STEPHEN JONES (Special Guest)
has successfully defended over 500 OUI cases. He is the managing partner of the firm of Jones & Milligan. Mr. Jones is a former prosecutor and is now a nationally recognized defense attorney. He has appeared on the Today Show, MSNBC, Inside Edition the Discovery Channel and in court a few times as well. Certain high profile cases of Mr. Jones have been carried on both the local and network news. Over the past 6 years, he has chaired the Massachusetts CLE seminars on Drunk Driving and he lectures nationally for both the National College for DUI Defense and NACDL. Mr. Jones also lectures on the subject of courtroom testimony at the FBI Academy. His practice is concentrated in the defense of individuals charged with Operating under the Influence (OUI, DUI, DWI) and related matters. Mr. Jones was elected Regent of the National College for DUI Defense in 2003.
GARY KULA
is the Executive Director of the Phoenix Public Defender Contract Program. He attended the University of Kentucky and Arizona State University as an undergraduate and received his law degree from the Northern Illinois University College of Law in 1985. He practiced in Illinois for four years and was sworn into the Arizona Bar in 1989. He served as a Trial Attorney and Extern Supervisor for 5 years with the Maricopa County Public Defender's Office before opening his own DUI defense solo practice in 1994. He closed up shop to serve as the Assistant Director of the Phoenix Public Defender Contract Administration Office for one year before becoming Director of the program in 1997.
JAMES NESCI
is a graduate of the University of Arizona College of Law and has been a solo practitioner since January 1st, 1995, in Tucson, Arizona. He is an honorably discharged veteran of the U.S. Navy. In 2000 Mr. Nesci became a Sustaining Member of the National College for DUI Defense and in the Summer of 2001 he was officially Board Certified by the NCDD. His practice is devoted entirely to criminal defense. Mr. Nesci often defends cases well into the .30 blood-alcohol range. He has caught more than one police officer lying during cross-examination and some police officers have even refused to grant pretrial interviews to him without a prosecutor or their own counsel present. He was one of the lead attorneys on the RBT-IV breath-testing issue in Southern Arizona which resulted in the suppression of breath tests in over 3,000 cases and the removal of the RBT-IV from the streets of Arizona. In addition to many Arizona Seminars, Mr.
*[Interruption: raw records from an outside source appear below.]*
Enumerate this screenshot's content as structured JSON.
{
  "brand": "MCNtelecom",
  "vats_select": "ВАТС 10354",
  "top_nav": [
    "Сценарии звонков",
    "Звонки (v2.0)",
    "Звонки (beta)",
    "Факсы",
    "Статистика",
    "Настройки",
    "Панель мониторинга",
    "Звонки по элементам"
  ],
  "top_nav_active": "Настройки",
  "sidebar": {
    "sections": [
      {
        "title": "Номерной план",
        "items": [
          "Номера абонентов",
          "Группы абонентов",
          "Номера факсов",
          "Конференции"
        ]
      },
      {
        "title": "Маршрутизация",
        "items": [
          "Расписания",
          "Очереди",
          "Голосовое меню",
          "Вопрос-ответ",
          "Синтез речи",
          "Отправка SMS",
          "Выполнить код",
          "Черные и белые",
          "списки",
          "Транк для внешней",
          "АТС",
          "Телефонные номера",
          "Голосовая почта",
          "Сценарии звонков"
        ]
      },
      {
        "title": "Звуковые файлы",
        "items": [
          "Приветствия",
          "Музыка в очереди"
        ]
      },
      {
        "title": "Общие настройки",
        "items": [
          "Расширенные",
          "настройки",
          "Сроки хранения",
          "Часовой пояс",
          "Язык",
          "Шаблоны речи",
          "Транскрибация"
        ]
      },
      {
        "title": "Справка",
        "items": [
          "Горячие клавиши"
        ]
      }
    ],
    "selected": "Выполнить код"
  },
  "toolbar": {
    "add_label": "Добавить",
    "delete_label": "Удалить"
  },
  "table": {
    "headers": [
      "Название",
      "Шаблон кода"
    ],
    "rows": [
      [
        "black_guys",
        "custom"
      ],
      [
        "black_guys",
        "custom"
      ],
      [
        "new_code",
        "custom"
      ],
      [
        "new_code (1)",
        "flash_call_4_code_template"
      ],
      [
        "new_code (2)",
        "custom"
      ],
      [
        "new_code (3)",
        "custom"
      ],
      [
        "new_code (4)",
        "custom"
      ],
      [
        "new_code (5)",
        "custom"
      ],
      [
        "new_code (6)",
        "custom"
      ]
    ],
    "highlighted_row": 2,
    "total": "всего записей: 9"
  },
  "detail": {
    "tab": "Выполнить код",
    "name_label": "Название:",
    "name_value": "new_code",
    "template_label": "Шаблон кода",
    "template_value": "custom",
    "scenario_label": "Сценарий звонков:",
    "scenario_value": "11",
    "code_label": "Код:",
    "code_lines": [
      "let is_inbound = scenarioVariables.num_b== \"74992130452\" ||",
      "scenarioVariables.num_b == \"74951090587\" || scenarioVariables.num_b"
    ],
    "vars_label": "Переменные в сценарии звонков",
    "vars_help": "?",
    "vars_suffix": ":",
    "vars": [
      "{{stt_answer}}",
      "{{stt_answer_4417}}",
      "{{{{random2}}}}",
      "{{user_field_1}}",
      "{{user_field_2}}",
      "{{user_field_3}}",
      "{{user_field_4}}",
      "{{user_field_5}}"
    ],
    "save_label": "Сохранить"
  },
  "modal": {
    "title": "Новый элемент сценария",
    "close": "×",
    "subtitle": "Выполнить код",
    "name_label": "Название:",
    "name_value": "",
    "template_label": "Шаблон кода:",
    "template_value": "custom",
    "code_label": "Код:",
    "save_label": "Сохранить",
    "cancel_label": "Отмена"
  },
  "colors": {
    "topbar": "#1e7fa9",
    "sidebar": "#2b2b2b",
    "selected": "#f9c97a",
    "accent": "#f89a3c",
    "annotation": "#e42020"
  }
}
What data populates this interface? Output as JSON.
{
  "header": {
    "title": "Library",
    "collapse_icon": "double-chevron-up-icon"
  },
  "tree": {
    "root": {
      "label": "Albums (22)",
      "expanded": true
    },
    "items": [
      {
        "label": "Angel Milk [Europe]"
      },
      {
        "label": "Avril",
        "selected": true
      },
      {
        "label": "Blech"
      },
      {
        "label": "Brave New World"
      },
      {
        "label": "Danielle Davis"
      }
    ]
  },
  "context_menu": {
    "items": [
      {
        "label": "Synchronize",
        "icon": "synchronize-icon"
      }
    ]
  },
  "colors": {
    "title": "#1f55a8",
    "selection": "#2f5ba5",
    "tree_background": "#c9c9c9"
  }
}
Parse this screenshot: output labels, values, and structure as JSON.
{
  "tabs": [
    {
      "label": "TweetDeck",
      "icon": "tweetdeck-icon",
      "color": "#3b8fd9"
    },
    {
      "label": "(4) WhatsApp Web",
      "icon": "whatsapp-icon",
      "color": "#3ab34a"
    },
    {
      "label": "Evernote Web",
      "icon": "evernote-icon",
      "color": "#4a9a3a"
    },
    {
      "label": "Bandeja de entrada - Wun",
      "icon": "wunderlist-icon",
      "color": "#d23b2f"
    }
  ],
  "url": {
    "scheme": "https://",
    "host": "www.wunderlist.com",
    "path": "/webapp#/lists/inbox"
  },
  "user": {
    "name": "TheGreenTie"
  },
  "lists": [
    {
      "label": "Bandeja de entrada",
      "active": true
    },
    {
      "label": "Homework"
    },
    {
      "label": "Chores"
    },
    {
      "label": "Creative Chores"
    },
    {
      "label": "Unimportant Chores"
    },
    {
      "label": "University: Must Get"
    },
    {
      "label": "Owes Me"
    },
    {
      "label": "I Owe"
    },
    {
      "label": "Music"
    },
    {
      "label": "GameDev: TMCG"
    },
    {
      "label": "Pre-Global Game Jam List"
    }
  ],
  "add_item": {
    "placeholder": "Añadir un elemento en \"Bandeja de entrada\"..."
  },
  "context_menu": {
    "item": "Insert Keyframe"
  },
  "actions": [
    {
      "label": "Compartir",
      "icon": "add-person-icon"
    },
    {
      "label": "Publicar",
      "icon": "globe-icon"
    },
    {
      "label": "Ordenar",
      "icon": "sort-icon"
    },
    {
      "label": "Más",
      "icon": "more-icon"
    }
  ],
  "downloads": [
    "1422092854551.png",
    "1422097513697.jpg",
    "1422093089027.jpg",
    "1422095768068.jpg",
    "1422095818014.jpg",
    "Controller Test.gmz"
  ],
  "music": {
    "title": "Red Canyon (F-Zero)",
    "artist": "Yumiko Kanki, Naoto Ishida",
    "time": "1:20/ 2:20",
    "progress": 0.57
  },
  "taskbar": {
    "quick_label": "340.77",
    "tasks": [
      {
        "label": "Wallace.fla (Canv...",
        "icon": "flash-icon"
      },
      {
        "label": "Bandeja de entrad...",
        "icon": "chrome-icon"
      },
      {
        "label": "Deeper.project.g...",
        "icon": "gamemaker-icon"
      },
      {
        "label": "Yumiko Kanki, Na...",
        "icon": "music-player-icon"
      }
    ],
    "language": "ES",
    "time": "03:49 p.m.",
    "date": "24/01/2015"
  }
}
Nesci has lectured at several national seminars including the National College for DUI Defense 2001 Summer Session, the NACDL DWI Means Defend With Ingenuity8 Seminar in Las Vegas, New York State Bar Association's 2nd Annual Big Apple DUI Seminar, and the Nevada Bar Association's "Killer Cross" Seminar. He has taught seminars on the subjects of cross-examination, trial tactics, field sobriety testing, blood alcohol calculations, and breath testing. He is a frequent guest of the John C. Scott radio program on KTKT 990 A.M. in Tucson. The Tucson Weekly has named Mr. Nesci "King of the DUI Defense" (December 19, 2002).
JOSEPH P. ST. LOUIS
Joe's work has lead directly to the Tucson Police Crime Laboratory changing the manner in which it conducts blood alcohol tests, and m ost recently to the Pima County Attorney's Office changing the manner in which it conducts Grand Jury presentations in felony DUI cases. Joe is certified as a Specialist in Criminal Law by the State Bar. He served as president of AACJ, 2006. He is the past chairperson of the Arizona State Bar's Membership Assistance Committee, and is a member of the State Bar's Criminal Jury Instruction Committee. He has tried over 100 cases to juries and has argued cases before the Arizona Court of Appeals, the Arizona Supreme Court and the Ninth Circuit Court of Appeals. In 2004 he obtained life sentences in two death penalty cases tried to juries, including Pima County's first case in which the jury decided both the guilt and penalty phases. He has successfully argued that his clients should be granted directed verdicts of acquittal in tow other first degree murder cases and persuaded the Arizona Supreme Court to strike down a portion of a statute State v. Getz.